Replacing German Umlauts in an ISO 8859-15 file on an UTF 8 system


I have a bunch of CSV files that I read and plot with python and pandas.

To add some more information about the file (or rather, the data it is about) into my plots, I am analyzing their headers, to extract various things from it (location of the measurement point, type of measurement etc.).

Problem is - the files are in German and thus contain a lot of umlauts (ü, ö, ä).
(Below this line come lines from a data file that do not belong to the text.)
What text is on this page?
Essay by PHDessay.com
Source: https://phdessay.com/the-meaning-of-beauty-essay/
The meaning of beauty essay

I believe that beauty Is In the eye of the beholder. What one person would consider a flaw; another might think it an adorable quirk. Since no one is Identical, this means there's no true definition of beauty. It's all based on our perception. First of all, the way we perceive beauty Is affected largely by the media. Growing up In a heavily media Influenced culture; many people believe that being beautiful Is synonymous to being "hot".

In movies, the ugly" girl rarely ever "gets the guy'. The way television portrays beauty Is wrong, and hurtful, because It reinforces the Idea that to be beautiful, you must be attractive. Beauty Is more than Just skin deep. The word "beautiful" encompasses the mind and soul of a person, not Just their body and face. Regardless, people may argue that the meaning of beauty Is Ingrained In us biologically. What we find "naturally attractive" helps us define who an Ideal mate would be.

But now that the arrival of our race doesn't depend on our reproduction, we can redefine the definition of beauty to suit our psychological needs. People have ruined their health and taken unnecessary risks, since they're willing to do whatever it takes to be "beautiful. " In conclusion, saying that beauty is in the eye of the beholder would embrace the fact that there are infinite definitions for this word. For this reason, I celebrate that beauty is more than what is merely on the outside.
Now I can read and understand them perfectly fine, but my script can't.

So I want to simply replace them with their valid 2 character representations (ü=ue, …), so that I dont have to worry about using things like u'Ümlautstring' or \xfcstring in python.

sed -i 's/\ä/ae/g' myfile.csv

should do the trick, according to google, but it doesnt work.

With some further resarch, I found the issue, but no solution:

My csv files are encoded in ISO 8859-15, but my locale is LANG=de_DE.UTF-8, which, as far as I understand it, means that sed searches for ü in its utf 8 form, which it will not find in ISO 8859-15.

So what do I have to tell sed to find my umlauts?

Most things I have found so far suggest Perl, but that is not really an option.


Solution

  • You can use the LC_* envvars to prevent sed from doing any UTF-8 interpretation and \x escape sequences to specify the umlaut characters by their hex value in ISO-8859-15. Long story short,

    LC_ALL=C sed 's/\xc4/Ae/g;s/\xd6/Oe/g;s/\xdc/Ue/g;s/\xe4/ae/g;s/\xf6/oe/g;s/\xfc/ue/g;s/\xdf/ss/g' filename
    

    should work for all of ÄÖÜäöüß, which I'm guessing are the ones you care about.